How could President Obama be so wrong to sign what Rubin termed a phony pact, yet President Trump such a villain and a fool to repudiate it?

Simple: if Donald Trump does it or says it, it’s horrible by definition, and previous conclusions and analysis is inoperable.

Writes Davis,

What changed that could possibly explain Rubin’s complete reversal on the necessity of a deal she once said was “ephemeral,” “phony,” “fantasy,” and “devoid of substance?” Nothing. It’s the same deal today as it was when it was agreed to in 2015. The only difference between then and now is that Trump eventually endorsed Rubin’s take in its entirety. And because Rubin now calibrates her political compass to the opposite of whatever Trump is doing, she feels compelled to vociferously support a vapid agreement she at one time opposed on the merits.

Bias makes you stupid. It also makes pundits untrustworthy, and it’s stunning that neither Rubin nor her editors noticed her sudden reversal sufficiently to recognize that some explanation was mandatory. Maybe they think “Trump” is explanation enough.

They probably do.

The Washington Post’s Very Bad, Very Revealing Day: How Often Does This Have To Happen Before Journalists Decide Their Bias Is Making Them Stupid…And Untrustworthy?

Yesterday, the Washington Post, one of the three alleged standard-bearers of U.S. print journalism, published gossip and lies as news, got caught and humiliated..twice!.., and again illustrated vividly why the distinction between hoax stories, what the mainstream media condemns as “fake news,'” and their own false reporting due to incompetence and bias, is illusory.

First, the Post published a weird and alarming story about how Secretary of State Rex Tillerson was behaving like a sultan and ordering subordinates to lower their gaze in his presence:

“Many career diplomats say they still have not met him, and some have been instructed not to speak to him directly — or even make eye contact”

This, of course, sparked widespread ridicule by the Left’s bloggers, commentators, journalists and other tweeters, despite the fact that no sources were named to back up the claim.

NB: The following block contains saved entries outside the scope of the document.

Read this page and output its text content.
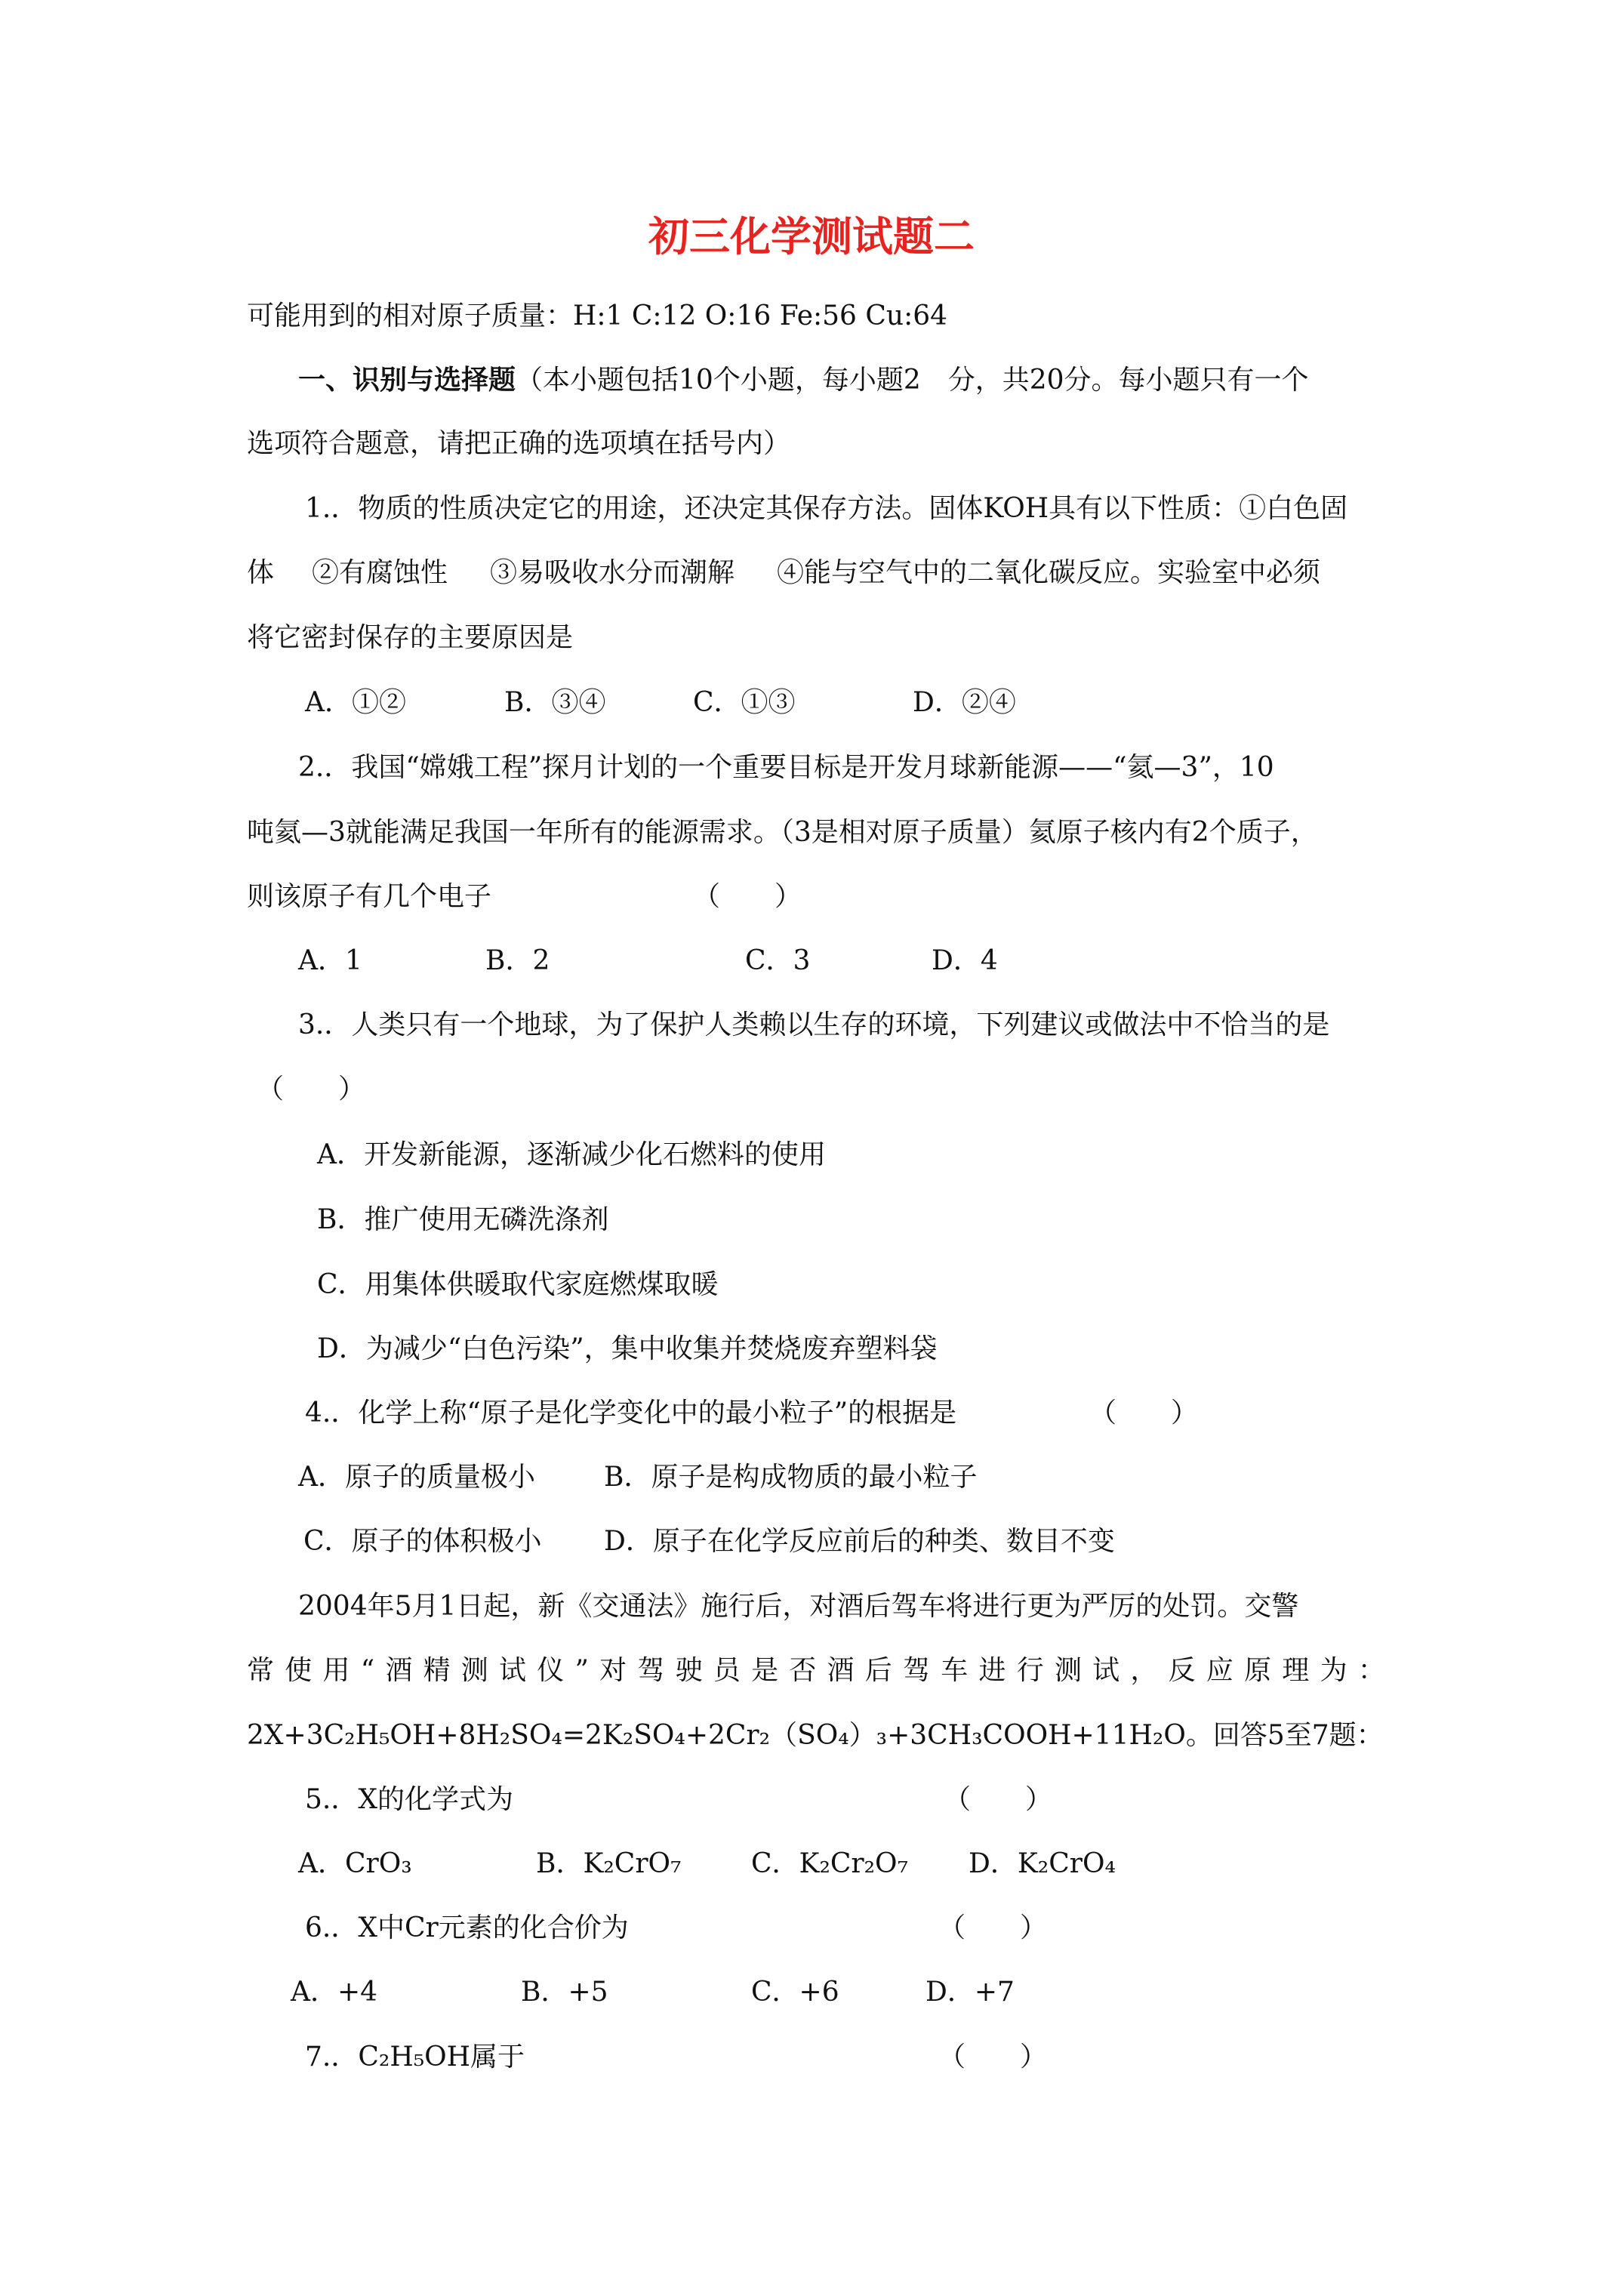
初三化学测试题二
可能用到的相对原子质量：H:1 C:12 O:16 Fe:56 Cu:64
一、识别与选择题（本小题包括10个小题，每小题2　分，共20分。每小题只有一个
选项符合题意，请把正确的选项填在括号内）
1.．物质的性质决定它的用途，还决定其保存方法。固体KOH具有以下性质：①白色固
体 ②有腐蚀性 ③易吸收水分而潮解 ④能与空气中的二氧化碳反应。实验室中必须
将它密封保存的主要原因是
A．①②	B．③④	C．①③	D．②④
2.．我国“嫦娥工程”探月计划的一个重要目标是开发月球新能源——“氦—3”，10
吨氦—3就能满足我国一年所有的能源需求。（3是相对原子质量）氦原子核内有2个质子，
则该原子有几个电子	（　　）
A．1	B．2	C．3	D．4
3.．人类只有一个地球，为了保护人类赖以生存的环境，下列建议或做法中不恰当的是
（　　）
A．开发新能源，逐渐减少化石燃料的使用
B．推广使用无磷洗涤剂
C．用集体供暖取代家庭燃煤取暖
D．为减少“白色污染”，集中收集并焚烧废弃塑料袋
4.．化学上称“原子是化学变化中的最小粒子”的根据是	（　　）
A．原子的质量极小	B．原子是构成物质的最小粒子
C．原子的体积极小 D．原子在化学反应前后的种类、数目不变
2004年5月1日起，新《交通法》施行后，对酒后驾车将进行更为严厉的处罚。交警
常 使 用 “ 酒 精 测 试 仪 ” 对 驾 驶 员 是 否 酒 后 驾 车 进 行 测 试 ， 反 应 原 理 为 ：
2X+3C₂H₅OH+8H₂SO₄=2K₂SO₄+2Cr₂（SO₄）₃+3CH₃COOH+11H₂O。回答5至7题：
5.．X的化学式为	（　　）
A．CrO₃	B．K₂CrO₇	C．K₂Cr₂O₇ D．K₂CrO₄
6.．X中Cr元素的化合价为	（　　）
A．+4	B．+5	C．+6	D．+7
7.．C₂H₅OH属于	（　　）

We have here an example of confirmation bias at its most foolish,  on the part of the reporter, the editor, the paper, and the eager partisan bigots who think businessmen are monsters and the Trump administration is made up of freaks and creeps.  The Huffington Post happily published a collection of celebrities, politicians and random social media users reacting to the  story, including Democratic Congressman Ted Lieu , who said he found the article “disturbing.”

So do I. I find it disturbing that the Post, like the New York Times, cannot be trusted to check out inflammatory slurs against public official before declaring them facts. Note that the quote says the diplomats SAY they have not met him, but that some HAVE been instructed not to make eye contact. The Post stated what sounds like obvious holdover-staff rumor-mongering and sabotage as truth, opening the door for widespread contempt and disrespect of the Secretary of State without justification. Yes, that’s disturbing.

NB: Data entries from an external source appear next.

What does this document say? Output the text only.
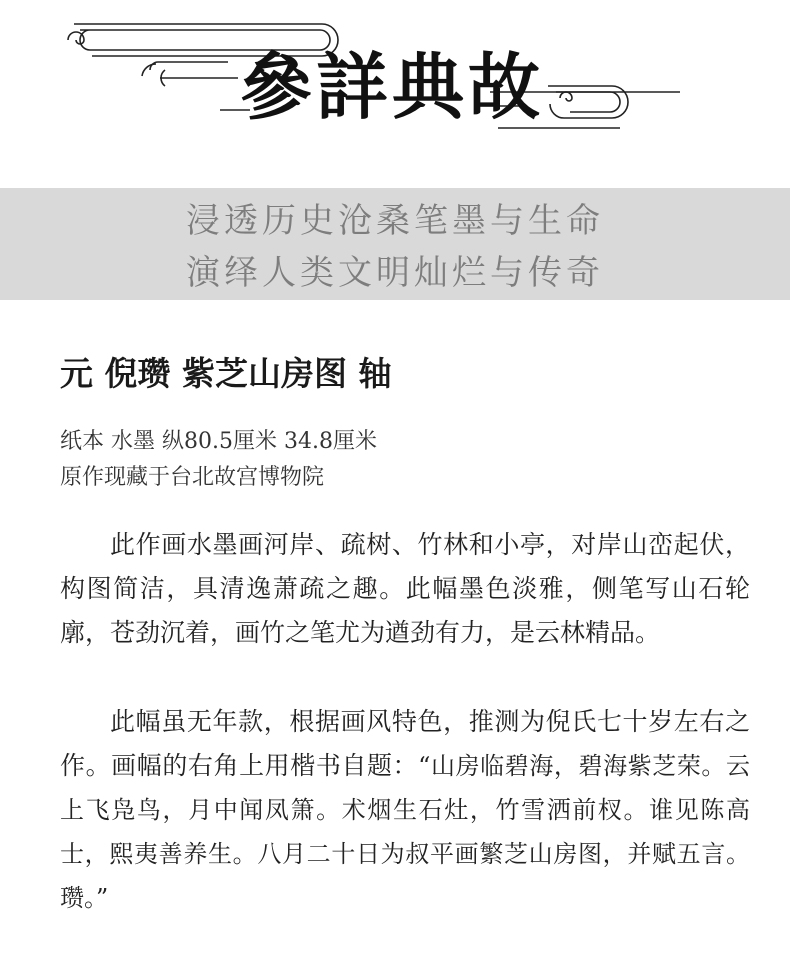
參詳典故
浸透历史沧桑笔墨与生命
演绎人类文明灿烂与传奇
元 倪瓒 紫芝山房图 轴
纸本 水墨 纵80.5厘米 34.8厘米
原作现藏于台北故宫博物院

此作画水墨画河岸、疏树、竹林和小亭，对岸山峦起伏，构图简洁，具清逸萧疏之趣。此幅墨色淡雅，侧笔写山石轮廓，苍劲沉着，画竹之笔尤为遒劲有力，是云林精品。

此幅虽无年款，根据画风特色，推测为倪氏七十岁左右之作。画幅的右角上用楷书自题：“山房临碧海，碧海紫芝荣。云上飞凫鸟，月中闻凤箫。术烟生石灶，竹雪洒前杈。谁见陈高士，熙夷善养生。八月二十日为叔平画繁芝山房图，并赋五言。瓒。”
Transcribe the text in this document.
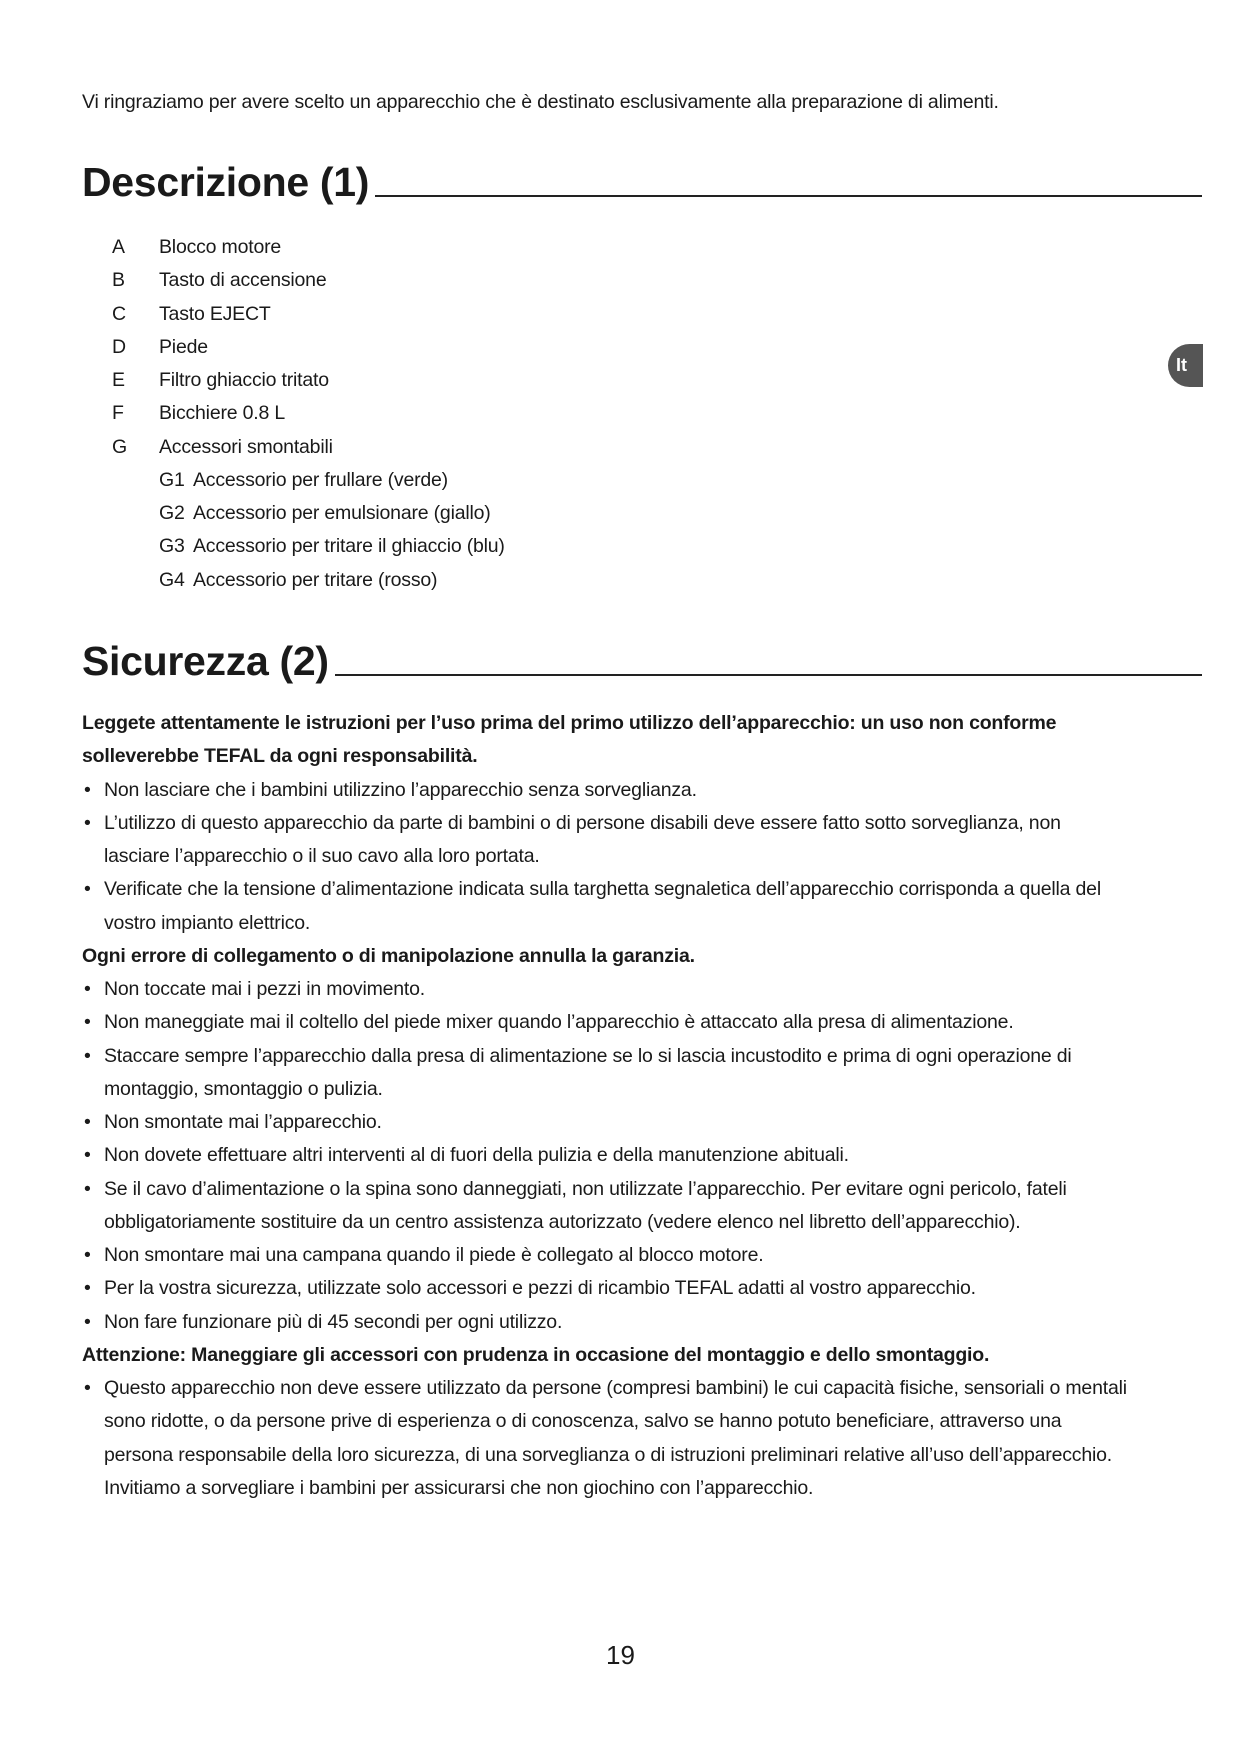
Vi ringraziamo per avere scelto un apparecchio che è destinato esclusivamente alla preparazione di alimenti.
Descrizione (1)
A	Blocco motore
B	Tasto di accensione
C	Tasto EJECT
D	Piede
E	Filtro ghiaccio tritato
F	Bicchiere 0.8 L
G	Accessori smontabili
G1 Accessorio per frullare (verde)
G2 Accessorio per emulsionare (giallo)
G3 Accessorio per tritare il ghiaccio (blu)
G4 Accessorio per tritare (rosso)
It
Sicurezza (2)
Leggete attentamente le istruzioni per l’uso prima del primo utilizzo dell’apparecchio: un uso non conforme
solleverebbe TEFAL da ogni responsabilità.
• Non lasciare che i bambini utilizzino l’apparecchio senza sorveglianza.
• L’utilizzo di questo apparecchio da parte di bambini o di persone disabili deve essere fatto sotto sorveglianza, non
lasciare l’apparecchio o il suo cavo alla loro portata.
• Verificate che la tensione d’alimentazione indicata sulla targhetta segnaletica dell’apparecchio corrisponda a quella del
vostro impianto elettrico.
Ogni errore di collegamento o di manipolazione annulla la garanzia.
• Non toccate mai i pezzi in movimento.
• Non maneggiate mai il coltello del piede mixer quando l’apparecchio è attaccato alla presa di alimentazione.
• Staccare sempre l’apparecchio dalla presa di alimentazione se lo si lascia incustodito e prima di ogni operazione di
montaggio, smontaggio o pulizia.
• Non smontate mai l’apparecchio.
• Non dovete effettuare altri interventi al di fuori della pulizia e della manutenzione abituali.
• Se il cavo d’alimentazione o la spina sono danneggiati, non utilizzate l’apparecchio. Per evitare ogni pericolo, fateli
obbligatoriamente sostituire da un centro assistenza autorizzato (vedere elenco nel libretto dell’apparecchio).
• Non smontare mai una campana quando il piede è collegato al blocco motore.
• Per la vostra sicurezza, utilizzate solo accessori e pezzi di ricambio TEFAL adatti al vostro apparecchio.
• Non fare funzionare più di 45 secondi per ogni utilizzo.
Attenzione: Maneggiare gli accessori con prudenza in occasione del montaggio e dello smontaggio.
• Questo apparecchio non deve essere utilizzato da persone (compresi bambini) le cui capacità fisiche, sensoriali o mentali
sono ridotte, o da persone prive di esperienza o di conoscenza, salvo se hanno potuto beneficiare, attraverso una
persona responsabile della loro sicurezza, di una sorveglianza o di istruzioni preliminari relative all’uso dell’apparecchio.
Invitiamo a sorvegliare i bambini per assicurarsi che non giochino con l’apparecchio.
19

It was fake news. I didn’t believe it. I assumed this was the Post’s anti-Trump bias once again seeping into its deteriorating organizational brain. To his credit, Associated Press reporter Mike Lee immediately called foul, B.S., and fake news. Lee said that he had heard the allegation about employees being forced to avert their gaze in the presence of the Secretary of State two weeks before the Post’s story was published, and after checking into the claim,  determined that it was a rumor without basis.

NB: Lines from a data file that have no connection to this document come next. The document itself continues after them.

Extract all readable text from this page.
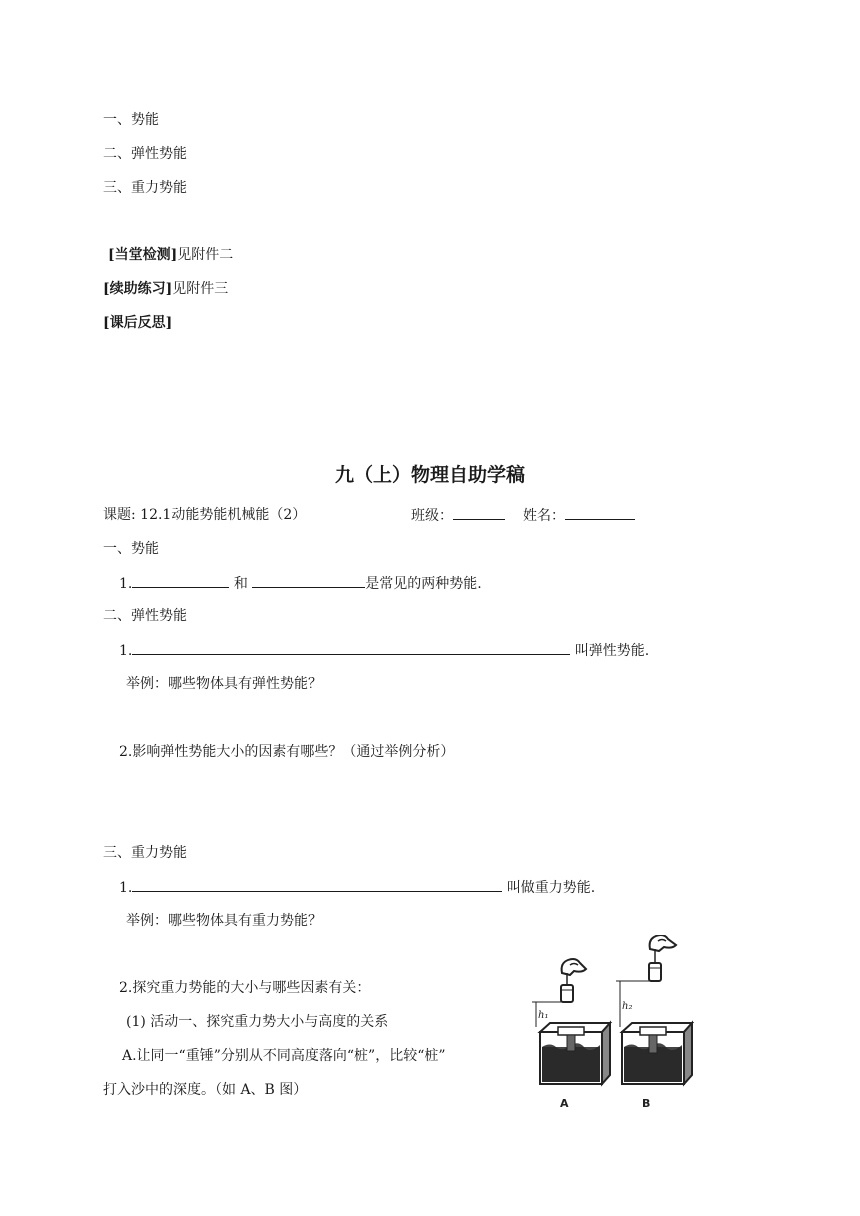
一、势能
二、弹性势能
三、重力势能
[当堂检测]见附件二
[续助练习]见附件三
[课后反思]
九（上）物理自助学稿
课题: 12.1动能势能机械能（2）	班级：	姓名：
一、势能
1.	和	是常见的两种势能.
二、弹性势能
1.	叫弹性势能.
举例：哪些物体具有弹性势能？
2.影响弹性势能大小的因素有哪些？（通过举例分析）
三、重力势能
1.	叫做重力势能.
举例：哪些物体具有重力势能？
2.探究重力势能的大小与哪些因素有关：
(1) 活动一、探究重力势大小与高度的关系
A.让同一“重锤”分别从不同高度落向“桩”，比较“桩”
打入沙中的深度。（如 A、B 图）
h₁
A
h₂
B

“It’s compelling gossip. I have looked him  in the eyes and not turned to stone. At least not yet…This is not true and people repeating it are making it more difficult to address very real issues.”

When challenged to back up his statement that the story was false, Lee replied,

“Because I have covered State since 1999. Because I know people who didn’t start in 2009 [that is, Obama era partisans].”

Can anyone defend this Post sliming as anything but biased hackery?